Wenn ein Rücktritt überfällig war, dann dieser.
Spätestens das desaströse Ergebnis bei der Entlastung auf der
Hauptversammlung vor gut zwei Wochen musste Anshu Jain und Jürgen
Fitschen – und auch Aufsichtsratschef Paul Achleitner – klar gemacht
haben: Es kann so und vor allem mit uns nicht weitergehen. Die
Stimmung auch unter den Beschäftigten wurde immer schlechter, das
Kopfschütteln auch in der Bankenszene immer größer.
Dabei muss Jain und Fitschen auch bewusst sein, dass es nicht nur
um sie geht, sondern auch um ein geschichtsträchtiges, fast 150 Jahre
altes Institut mit 98.000 Mitarbeitern, das in Deutschland, für
deutsche Unternehmen und auch für den Ruf des Landes eine extrem
wichtige Rolle spielt.
Sicher ist: Auch in Berlin ist man nicht „amused“. Vor allem die
Berufung des Briten Anshu Jain vor drei Jahren an die Spitze entpuppt
sich als Fehlgriff.
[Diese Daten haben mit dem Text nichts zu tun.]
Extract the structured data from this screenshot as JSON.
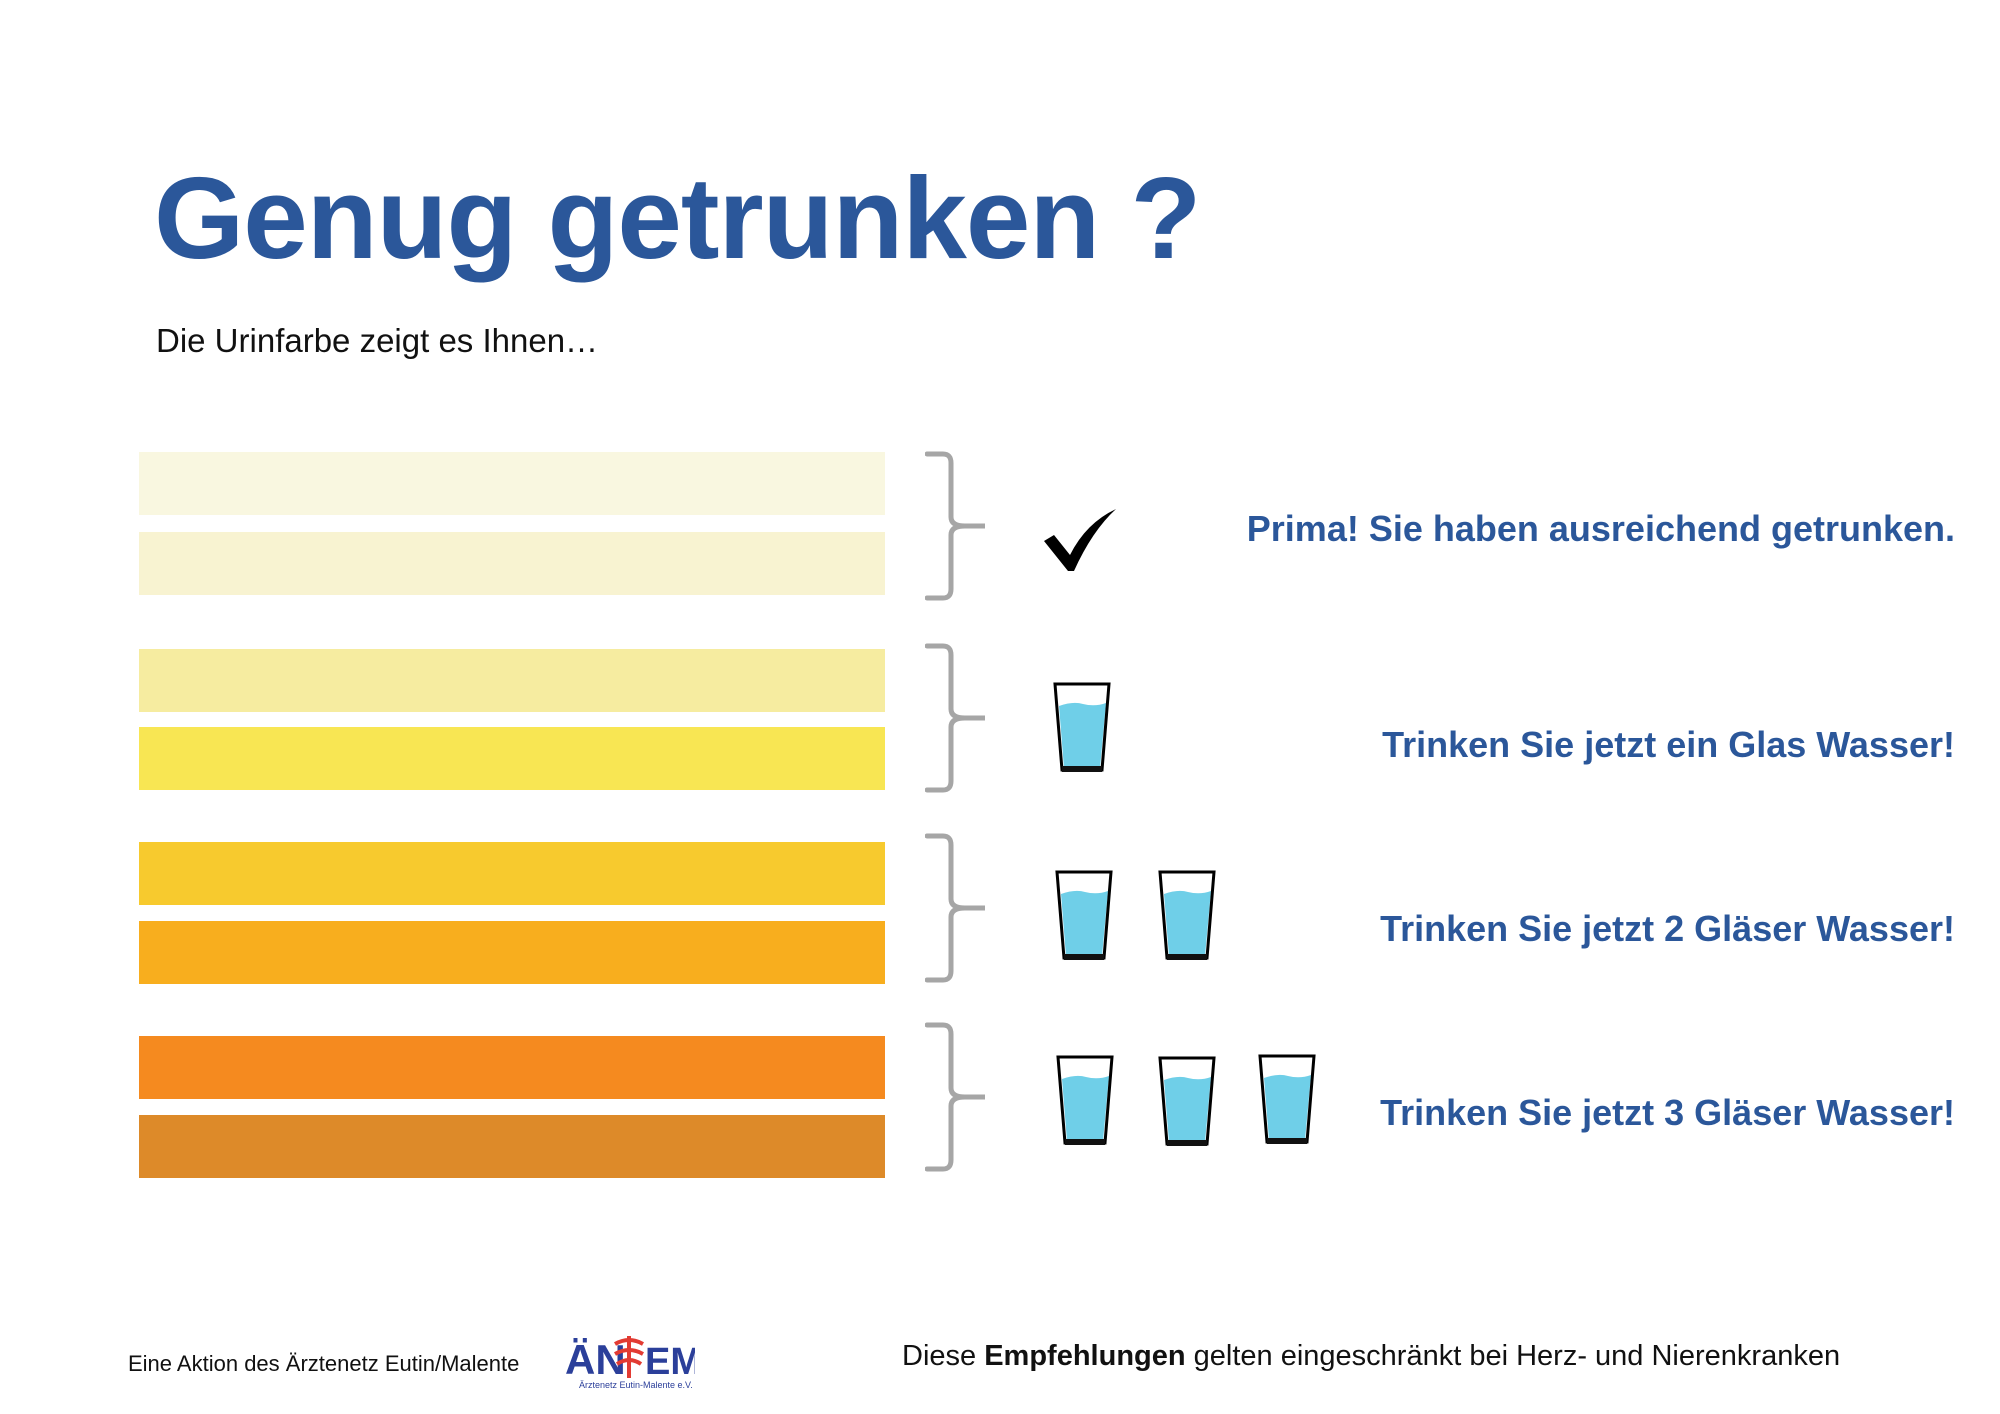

Fast schon täglich wartete die Öffentlichkeit
zuletzt auf Meldungen über den nächsten Skandal der Deutschen Bank.
Dass Fitschen in München wegen möglichen Prozessbetrugs noch
monatelang vor Gericht stehen wird, ist auch nicht gerade hilfreich,
auch wenn er bis zum Beweis des Gegenteils als unschuldig gilt.
Von dem von beiden Chefs großspurig proklamierten Kulturwandel ist
bei der Deutschen Bank wenig zu sehen. Und die häufig verkündeten
Strategieschwenks dokumentieren das Chaos oben in den Türmen der
Frankfurter Taunusanlage. Fitschen ist dabei eine eher tragische
Figur. Er genießt in Bankenkreisen hohes Ansehen, hat aber die
Aufgabe an der Spitze der Bank offensichtlich unterschätzt.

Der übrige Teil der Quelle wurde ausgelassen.